An example of the interchangeable use may be found in In re Estate of Burgess, 836 P.2d 1386, 1391 (Utah App. 1992).
Thus, the next question asks what effect, if any, does Section 299.4 have on the common law rule.
The generally accepted common law rule is that a donor of a power of appointment may place limitations on the exercise of the power, such as were contained in Allen, Sr.'s Trust, and, when that occurs, the donee must comply with the limitations.
See: Clinton County Nat'l Bank & Trust Co. v. First Nat'l Bank of Cincinnati, 62 Ohio St. 2d 90, 403 N.E.2d 968 (Ohio 1980);
First Nat'l Bank of McMinn County v. Walker, 607 S.W.2d 469 (Tenn. 1980);
Holzbach v. United Virginia Bank, 216 Va. 482, 219 S.E.2d 868 (Va. 1975);
In re Estate of Smith, 41 Colo. App. 366, 585 P.2d 319 (Colo. App. 1978);
Lewis v. Tennille Banking Co., 230 Ga. 529, 198 S.E.2d 172 (Ga. 1973);
Schwartz v. Baybank Merrimack Valley, N.A., 17 Mass. App. Ct. 169, 456 N.E.2d 1141 (Mass. App. 1983);
and see cases collected 16 A.L.R.3rd 951, 959-60;
see First Union Nat'l Bank v. Ingold, 136 N.C. App. 262, 523 S.E.2d 725 (N.C. App. 1999) (the court stated that it followed the minority rule whereby a residuary clause not mentioning a power of appointment exercised a general, unrestricted power of appointment.)
One reason for the rule is that the estate that is being appointed belongs to the donor (in the absence of a power coupled with an interest) and so the donor may impose conditions on the exercise of the power. Schwartz v. Baybank Merrimack Valley, N.A., 17 Mass. App. Ct. 169, 456 N.E.2d 1141, 1144 (Mass. App. Ct. 1983); In re Estate of Schede, 426 Pa. 93, 231 A.2d 135, 137 (Pa. 1967); In re Estate of Burgess, 836 P.2d 1386, 1391 (Utah App. 1992).
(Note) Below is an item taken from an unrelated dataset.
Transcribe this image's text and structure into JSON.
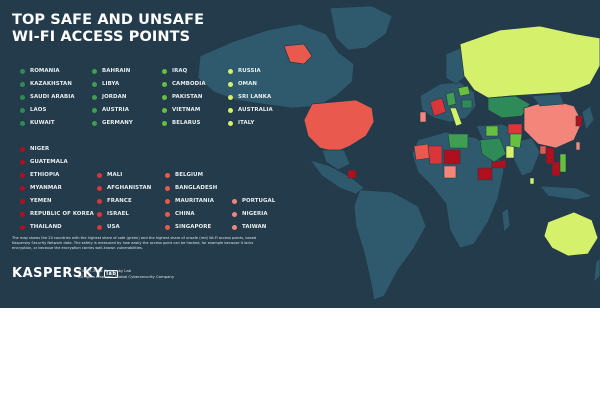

Other reasons for upholding the specific instructions of the donor are to avoid unintended estate tax consequences; to avoid giving the property to the wrong persons; and, to insure the integrity of title. Cross v. Cross, 559 S.W.2d 196, 212 (Mo. Ct. App. 1977), (WASSERSTROM, J. dissenting).
Therefore, if "execution of the power,"as used in the second sentence of Section 299.4, can be interchanged with "exercise of the power" and the phrase also means that instructions as well as procedural formalities may be disregarded, then Section 299.4 is in derogation of the common law.
In such case the statute is to be liberally construed with a view to effect its object and to promote justice. 25 O.S. 1991, 29.
However, statutory alterations of the common law must be clearly and plainly expressed and an intent to effect a change will not be inferred from ambiguous or inclusive text. Jones v. Oklahoma Natural Gas Co., 1994 OK 89, P17, 894 P.2d 415, 419-20.